511_IL FIGLIO DI SAUL (Saul Fia); Ungheria, 2015. Regia di Làszlò Nemes.
E’ sempre arduo l’approccio ad un film sull’Olocausto: è una
tragedia immane, quindi difficile da maneggiare,
sia per lo spettatore, ma ancor più per il regista. La componente storica è di
una tale portata, che diventa complicato sovrapporvi un trama, un canovaccio,
per rendere seguibile la pellicola; a meno di non fare un documentario storico, ma anche lì bisognerebbe capire se il
mostrare semplicemente immagini può bastare a rendere efficacemente l’immensità
dell’orrore dei lager. In ogni caso Il
figlio di Saul non è certo un documentario storico. Il film, opera prima
del regista Làszlò Nemes, è anzi qualcosa di diametralmente opposto: se un
documentario dovrebbe dare una visione oggettiva, distaccata, quello di Nemes è
un viaggio fianco fianco al protagonista, il Saul (Géza Röhrig, molto efficace
nella parte) del titolo; anzi, più che a fianco, il film ce lo fa tallonare da
vicinissimo, attaccati alle sue spalle o, in alternativa, proprio guardandolo
sull’inespressivo volto, ma sempre a distanza ravvicinata. La scelta del
formato 4:3 non ci lascia nessuno scampo: siamo a faccia faccia con Saul. L’idea
di Nemes è, cinematograficamente, geniale: per mostrare quello che non è
mostrabile, sceglie di puntare principalmente la macchina da presa non sui
forni o sui corpi degli ebrei uccisi, ma sul volto di un testimone oculare.

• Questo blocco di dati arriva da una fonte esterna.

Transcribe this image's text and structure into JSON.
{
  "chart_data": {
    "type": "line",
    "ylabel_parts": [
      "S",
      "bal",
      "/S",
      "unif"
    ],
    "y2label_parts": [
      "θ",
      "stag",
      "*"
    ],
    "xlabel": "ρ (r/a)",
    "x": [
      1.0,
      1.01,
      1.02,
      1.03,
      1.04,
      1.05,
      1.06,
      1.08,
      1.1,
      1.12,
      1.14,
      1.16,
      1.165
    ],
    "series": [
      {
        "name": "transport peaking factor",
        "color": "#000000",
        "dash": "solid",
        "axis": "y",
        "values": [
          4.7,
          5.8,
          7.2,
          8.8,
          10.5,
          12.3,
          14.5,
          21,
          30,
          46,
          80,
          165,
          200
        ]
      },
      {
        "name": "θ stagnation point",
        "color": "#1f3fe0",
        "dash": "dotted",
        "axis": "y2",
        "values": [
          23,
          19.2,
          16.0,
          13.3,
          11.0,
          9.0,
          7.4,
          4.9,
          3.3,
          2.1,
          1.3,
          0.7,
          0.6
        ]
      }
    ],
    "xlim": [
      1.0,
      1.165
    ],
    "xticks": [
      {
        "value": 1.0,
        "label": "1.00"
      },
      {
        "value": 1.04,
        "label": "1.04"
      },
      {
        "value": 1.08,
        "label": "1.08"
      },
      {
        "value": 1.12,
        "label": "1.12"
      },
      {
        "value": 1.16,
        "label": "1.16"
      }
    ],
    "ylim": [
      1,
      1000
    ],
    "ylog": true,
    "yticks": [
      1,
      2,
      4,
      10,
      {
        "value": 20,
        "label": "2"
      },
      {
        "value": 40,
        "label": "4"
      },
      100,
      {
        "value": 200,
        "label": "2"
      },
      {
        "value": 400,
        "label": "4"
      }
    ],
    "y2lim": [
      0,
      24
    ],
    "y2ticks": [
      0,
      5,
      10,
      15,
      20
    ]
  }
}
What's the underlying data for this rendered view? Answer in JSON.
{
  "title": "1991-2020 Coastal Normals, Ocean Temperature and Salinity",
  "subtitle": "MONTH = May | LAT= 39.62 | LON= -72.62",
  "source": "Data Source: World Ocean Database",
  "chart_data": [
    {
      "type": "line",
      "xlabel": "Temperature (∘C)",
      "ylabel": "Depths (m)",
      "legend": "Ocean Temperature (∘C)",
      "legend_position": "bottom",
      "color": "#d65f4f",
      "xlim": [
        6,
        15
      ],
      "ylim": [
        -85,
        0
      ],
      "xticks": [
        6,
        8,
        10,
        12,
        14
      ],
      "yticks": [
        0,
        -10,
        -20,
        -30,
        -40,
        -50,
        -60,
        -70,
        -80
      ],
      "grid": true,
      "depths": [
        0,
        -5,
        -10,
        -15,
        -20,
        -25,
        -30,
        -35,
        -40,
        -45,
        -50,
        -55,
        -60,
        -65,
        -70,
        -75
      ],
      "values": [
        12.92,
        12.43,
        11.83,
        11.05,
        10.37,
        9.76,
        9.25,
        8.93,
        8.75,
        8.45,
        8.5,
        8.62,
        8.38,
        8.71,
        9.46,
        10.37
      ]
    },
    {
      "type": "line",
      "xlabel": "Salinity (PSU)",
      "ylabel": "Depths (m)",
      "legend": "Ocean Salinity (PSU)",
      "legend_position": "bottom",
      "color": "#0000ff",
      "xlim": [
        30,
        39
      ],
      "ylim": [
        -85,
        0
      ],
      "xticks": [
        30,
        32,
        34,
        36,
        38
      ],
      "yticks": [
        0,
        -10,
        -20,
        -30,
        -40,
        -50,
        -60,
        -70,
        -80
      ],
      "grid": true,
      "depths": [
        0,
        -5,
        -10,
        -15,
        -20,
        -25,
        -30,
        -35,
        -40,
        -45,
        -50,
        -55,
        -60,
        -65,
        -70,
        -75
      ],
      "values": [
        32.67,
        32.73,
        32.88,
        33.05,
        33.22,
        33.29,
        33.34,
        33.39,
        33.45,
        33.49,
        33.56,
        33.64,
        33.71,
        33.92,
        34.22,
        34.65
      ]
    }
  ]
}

L’indifferenza apatica di Saul, la sua disumanizzazione, è resa magistralmente
dalla messa in scena del regista, che non ci concede nessuna tregua, proprio
come non erano concesse ai membri del Sonderkommando,
sorta di collaborazionisti ebrei operanti nei lager di cui il protagonista fa
parte.
Non c’è nessuna storia da raccontare, in questo film; come Saul siamo
costretti in un autentico inferno, e non c’è nessuna speranza, nessun fine da
perseguire. Il tentativo di rivolta, che potrebbe avere un senso narrativo,
viene vissuto con totale indifferenza da Saul, che ha però un sussulto quando
si impone di dare degna sepoltura al corpo di ragazzo in un primo momento
scampato alle camere a gas (e poi finito da un dottore nazista). Quel ragazzo
per Saul diventa suo figlio, in un tentativo estremo di riprendersi un po’ di
umanità, e un funerale un minimo degno di questo nome diventa più importante di
qualsiasi ribellione armata.
L’apparente non-senso
di quella scelta, sacrificare tutto per una cerimonia funebre, e quindi di
scarso significato pratico, vale ancora oggi come monito: misurare tutto in
termini di convenienza, può farci
perdere la nostra umanità. E questo, alla fin fine, sarebbe assai meno conveniente di quanto ci possano
apparire anche quelle spiacevoli conseguenze di alcune scelte che il nostro
senso etico/morale dovrebbe sempre imporci. L’Olocausto, con i registri di
Adolf Eichmann ben documentati e i conti in perfetto ordine, le teorie sulla
soluzione finale, nella loro distorta ottica anche deduttive se non
propriamente logiche, ma lo stesso fenomeno delle idee naziste, sviluppatesi
nella culla della cultura legata alla ragion pura, sono tutti elementi che
devono tenerci sempre in guardia.
La ragione, (e tutti i suoi derivati, buon senso,
convenienza, e perfino una sua deviazione come l’opportunismo), deve essere
sempre soggetta all’etica.
E’ un insegnamento validissimo nel nostro quotidiano. Certo, i tempi odierni, per
quanto complicati non possono competere con quelli vissuti da Saul ma, di
fronte a quello a cui assistiamo, la nostra indifferenza ha un velo che ricorda
la sua prima della cruciale e salvifica scelta.